Most characters undergo a transformation, and if they haven’t, they’re less interesting to play. Personally, I like often to mislead an audience, perhaps, but to invite them to make snap judgments about people who then tend, to surprise them. Take
Man of the Moment, there’s an obvious charmer in there, who’s a man called Vic, and Vic is a media success. His past life, Vic the Lad, he was a loveable old bank robber who went to jail for twelve years but he’s come out and he’s charmed the media, he’s charmed the British public and he’s now a popular figure. And on the other side is a man who’s ostensibly the good man, a bank clerk called Douglas who is irredeemably boring and mundane and ordinary and in a way, a figure of fun and completely pales when standing next to the tanned, handsome, fun-loving figure of Vic.

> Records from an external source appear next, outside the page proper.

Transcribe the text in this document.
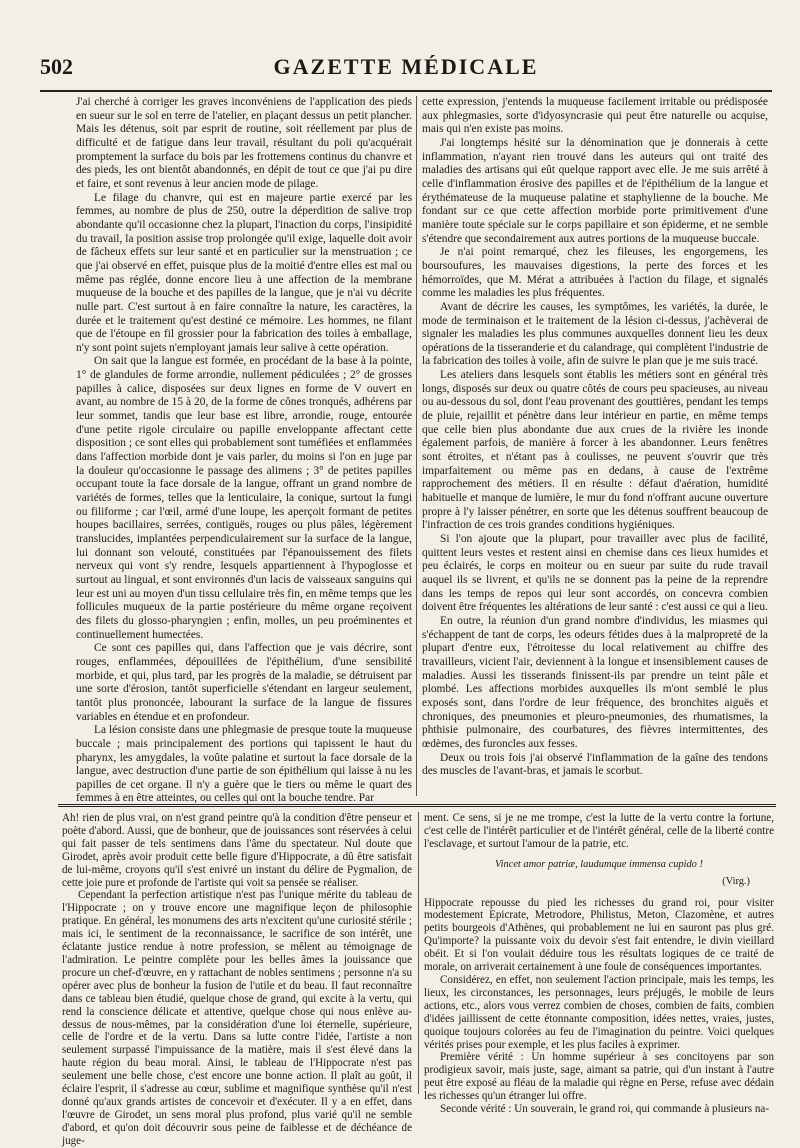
502	GAZETTE MÉDICALE

J'ai cherché à corriger les graves inconvéniens de l'application des pieds en sueur sur le sol en terre de l'atelier, en plaçant dessus un petit plancher. Mais les détenus, soit par esprit de routine, soit réellement par plus de difficulté et de fatigue dans leur travail, résultant du poli qu'acquérait promptement la surface du bois par les frottemens continus du chanvre et des pieds, les ont bientôt abandonnés, en dépit de tout ce que j'ai pu dire et faire, et sont revenus à leur ancien mode de pilage.

Le filage du chanvre, qui est en majeure partie exercé par les femmes, au nombre de plus de 250, outre la déperdition de salive trop abondante qu'il occasionne chez la plupart, l'inaction du corps, l'insipidité du travail, la position assise trop prolongée qu'il exige, laquelle doit avoir de fâcheux effets sur leur santé et en particulier sur la menstruation ; ce que j'ai observé en effet, puisque plus de la moitié d'entre elles est mal ou même pas réglée, donne encore lieu à une affection de la membrane muqueuse de la bouche et des papilles de la langue, que je n'ai vu décrite nulle part. C'est surtout à en faire connaître la nature, les caractères, la durée et le traitement qu'est destiné ce mémoire. Les hommes, ne filant que de l'étoupe en fil grossier pour la fabrication des toiles à emballage, n'y sont point sujets n'employant jamais leur salive à cette opération.

On sait que la langue est formée, en procédant de la base à la pointe, 1° de glandules de forme arrondie, nullement pédiculées ; 2° de grosses papilles à calice, disposées sur deux lignes en forme de V ouvert en avant, au nombre de 15 à 20, de la forme de cônes tronqués, adhérens par leur sommet, tandis que leur base est libre, arrondie, rouge, entourée d'une petite rigole circulaire ou papille enveloppante affectant cette disposition ; ce sont elles qui probablement sont tuméfiées et enflammées dans l'affection morbide dont je vais parler, du moins si l'on en juge par la douleur qu'occasionne le passage des alimens ; 3° de petites papilles occupant toute la face dorsale de la langue, offrant un grand nombre de variétés de formes, telles que la lenticulaire, la conique, surtout la fungi ou filiforme ; car l'œil, armé d'une loupe, les aperçoit formant de petites houpes bacillaires, serrées, contiguës, rouges ou plus pâles, légèrement translucides, implantées perpendiculairement sur la surface de la langue, lui donnant son velouté, constituées par l'épanouissement des filets nerveux qui vont s'y rendre, lesquels appartiennent à l'hypoglosse et surtout au lingual, et sont environnés d'un lacis de vaisseaux sanguins qui leur est uni au moyen d'un tissu cellulaire très fin, en même temps que les follicules muqueux de la partie postérieure du même organe reçoivent des filets du glosso-pharyngien ; enfin, molles, un peu proéminentes et continuellement humectées.

Ce sont ces papilles qui, dans l'affection que je vais décrire, sont rouges, enflammées, dépouillées de l'épithélium, d'une sensibilité morbide, et qui, plus tard, par les progrès de la maladie, se détruisent par une sorte d'érosion, tantôt superficielle s'étendant en largeur seulement, tantôt plus prononcée, labourant la surface de la langue de fissures variables en étendue et en profondeur.

La lésion consiste dans une phlegmasie de presque toute la muqueuse buccale ; mais principalement des portions qui tapissent le haut du pharynx, les amygdales, la voûte palatine et surtout la face dorsale de la langue, avec destruction d'une partie de son épithélium qui laisse à nu les papilles de cet organe. Il n'y a guère que le tiers ou même le quart des femmes à en être atteintes, ou celles qui ont la bouche tendre. Par

cette expression, j'entends la muqueuse facilement irritable ou prédisposée aux phlegmasies, sorte d'idyosyncrasie qui peut être naturelle ou acquise, mais qui n'en existe pas moins.

J'ai longtemps hésité sur la dénomination que je donnerais à cette inflammation, n'ayant rien trouvé dans les auteurs qui ont traité des maladies des artisans qui eût quelque rapport avec elle. Je me suis arrêté à celle d'inflammation érosive des papilles et de l'épithélium de la langue et érythémateuse de la muqueuse palatine et staphylienne de la bouche. Me fondant sur ce que cette affection morbide porte primitivement d'une manière toute spéciale sur le corps papillaire et son épiderme, et ne semble s'étendre que secondairement aux autres portions de la muqueuse buccale.

Je n'ai point remarqué, chez les fileuses, les engorgemens, les boursoufures, les mauvaises digestions, la perte des forces et les hémorroïdes, que M. Mérat a attribuées à l'action du filage, et signalés comme les maladies les plus fréquentes.

Avant de décrire les causes, les symptômes, les variétés, la durée, le mode de terminaison et le traitement de la lésion ci-dessus, j'achèverai de signaler les maladies les plus communes auxquelles donnent lieu les deux opérations de la tisseranderie et du calandrage, qui complètent l'industrie de la fabrication des toiles à voile, afin de suivre le plan que je me suis tracé.

Les ateliers dans lesquels sont établis les métiers sont en général très longs, disposés sur deux ou quatre côtés de cours peu spacieuses, au niveau ou au-dessous du sol, dont l'eau provenant des gouttières, pendant les temps de pluie, rejaillit et pénètre dans leur intérieur en partie, en même temps que celle bien plus abondante due aux crues de la rivière les inonde également parfois, de manière à forcer à les abandonner. Leurs fenêtres sont étroites, et n'étant pas à coulisses, ne peuvent s'ouvrir que très imparfaitement ou même pas en dedans, à cause de l'extrême rapprochement des métiers. Il en résulte : défaut d'aération, humidité habituelle et manque de lumière, le mur du fond n'offrant aucune ouverture propre à l'y laisser pénétrer, en sorte que les détenus souffrent beaucoup de l'infraction de ces trois grandes conditions hygiéniques.

Si l'on ajoute que la plupart, pour travailler avec plus de facilité, quittent leurs vestes et restent ainsi en chemise dans ces lieux humides et peu éclairés, le corps en moiteur ou en sueur par suite du rude travail auquel ils se livrent, et qu'ils ne se donnent pas la peine de la reprendre dans les temps de repos qui leur sont accordés, on concevra combien doivent être fréquentes les altérations de leur santé : c'est aussi ce qui a lieu.

En outre, la réunion d'un grand nombre d'individus, les miasmes qui s'échappent de tant de corps, les odeurs fétides dues à la malpropreté de la plupart d'entre eux, l'étroitesse du local relativement au chiffre des travailleurs, vicient l'air, deviennent à la longue et insensiblement causes de maladies. Aussi les tisserands finissent-ils par prendre un teint pâle et plombé. Les affections morbides auxquelles ils m'ont semblé le plus exposés sont, dans l'ordre de leur fréquence, des bronchites aiguës et chroniques, des pneumonies et pleuro-pneumonies, des rhumatismes, la phthisie pulmonaire, des courbatures, des fièvres intermittentes, des œdèmes, des furoncles aux fesses.

Deux ou trois fois j'ai observé l'inflammation de la gaîne des tendons des muscles de l'avant-bras, et jamais le scorbut.

Ah! rien de plus vrai, on n'est grand peintre qu'à la condition d'être penseur et poète d'abord. Aussi, que de bonheur, que de jouissances sont réservées à celui qui fait passer de tels sentimens dans l'âme du spectateur. Nul doute que Girodet, après avoir produit cette belle figure d'Hippocrate, a dû être satisfait de lui-même, croyons qu'il s'est enivré un instant du délire de Pygmalion, de cette joie pure et profonde de l'artiste qui voit sa pensée se réaliser.

Cependant la perfection artistique n'est pas l'unique mérite du tableau de l'Hippocrate ; on y trouve encore une magnifique leçon de philosophie pratique. En général, les monumens des arts n'excitent qu'une curiosité stérile ; mais ici, le sentiment de la reconnaissance, le sacrifice de son intérêt, une éclatante justice rendue à notre profession, se mêlent au témoignage de l'admiration. Le peintre complète pour les belles âmes la jouissance que procure un chef-d'œuvre, en y rattachant de nobles sentimens ; personne n'a su opérer avec plus de bonheur la fusion de l'utile et du beau. Il faut reconnaître dans ce tableau bien étudié, quelque chose de grand, qui excite à la vertu, qui rend la conscience délicate et attentive, quelque chose qui nous enlève au-dessus de nous-mêmes, par la considération d'une loi éternelle, supérieure, celle de l'ordre et de la vertu. Dans sa lutte contre l'idée, l'artiste a non seulement surpassé l'impuissance de la matière, mais il s'est élevé dans la haute région du beau moral. Ainsi, le tableau de l'Hippocrate n'est pas seulement une belle chose, c'est encore une bonne action. Il plaît au goût, il éclaire l'esprit, il s'adresse au cœur, sublime et magnifique synthèse qu'il n'est donné qu'aux grands artistes de concevoir et d'exécuter. Il y a en effet, dans l'œuvre de Girodet, un sens moral plus profond, plus varié qu'il ne semble d'abord, et qu'on doit découvrir sous peine de faiblesse et de déchéance de juge-

ment. Ce sens, si je ne me trompe, c'est la lutte de la vertu contre la fortune, c'est celle de l'intérêt particulier et de l'intérêt général, celle de la liberté contre l'esclavage, et surtout l'amour de la patrie, etc.

Vincet amor patriæ, laudumque immensa cupido !
(Virg.)

Hippocrate repousse du pied les richesses du grand roi, pour visiter modestement Epicrate, Metrodore, Philistus, Meton, Clazomène, et autres petits bourgeois d'Athènes, qui probablement ne lui en sauront pas plus gré. Qu'importe? la puissante voix du devoir s'est fait entendre, le divin vieillard obéit. Et si l'on voulait déduire tous les résultats logiques de ce traité de morale, on arriverait certainement à une foule de conséquences importantes.

Considérez, en effet, non seulement l'action principale, mais les temps, les lieux, les circonstances, les personnages, leurs préjugés, le mobile de leurs actions, etc., alors vous verrez combien de choses, combien de faits, combien d'idées jaillissent de cette étonnante composition, idées nettes, vraies, justes, quoique toujours colorées au feu de l'imagination du peintre. Voici quelques vérités prises pour exemple, et les plus faciles à exprimer.

Première vérité : Un homme supérieur à ses concitoyens par son prodigieux savoir, mais juste, sage, aimant sa patrie, qui d'un instant à l'autre peut être exposé au fléau de la maladie qui règne en Perse, refuse avec dédain les richesses qu'un étranger lui offre.

Seconde vérité : Un souverain, le grand roi, qui commande à plusieurs na-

But as the play proceeds, we begin to see more and more of Vic, particularly as the alcohol starts to flow and mainly we’re seeing Vic get uglier and uglier. At the same time, Douglas, whom we had sort of dismissed, we’d laughed at, had fun with but really didn’t think much of him as a chap, we suddenly realise there’s an inner strength in him that perhaps we didn’t see, he becomes suddenly, far more preferable as a person, if you were ever in need and it’s great fun to write villains and they are attractive even to writers [laughs] you know, particularly to writers, and it’s the old Othello problem when you come to play them, getting the straight guy, the Othello up to speed because he, in a sense, is the good man, and they’re much more difficult because, the devil does have, in many cases, the best tunes.

I think characters often are best written when there is a front to them and then, as we spend the evening with them, we begin to see more and discover more and the artist, to allow people to discover, not to present. Off-stage characters are very good for drama, they not only can do a function which is done off-stage if you like, but they can also put a dimension on to a play.
Absurd Person Singular is two characters in that, Dick and Lottie Potter who never appear, are sometimes heard through the open door and arrive for two of the Christmases out of the three and all you hear are their ringing laughs all evening, in a sense, they provide the party that you aren’t at. And increasingly are glad you’re not.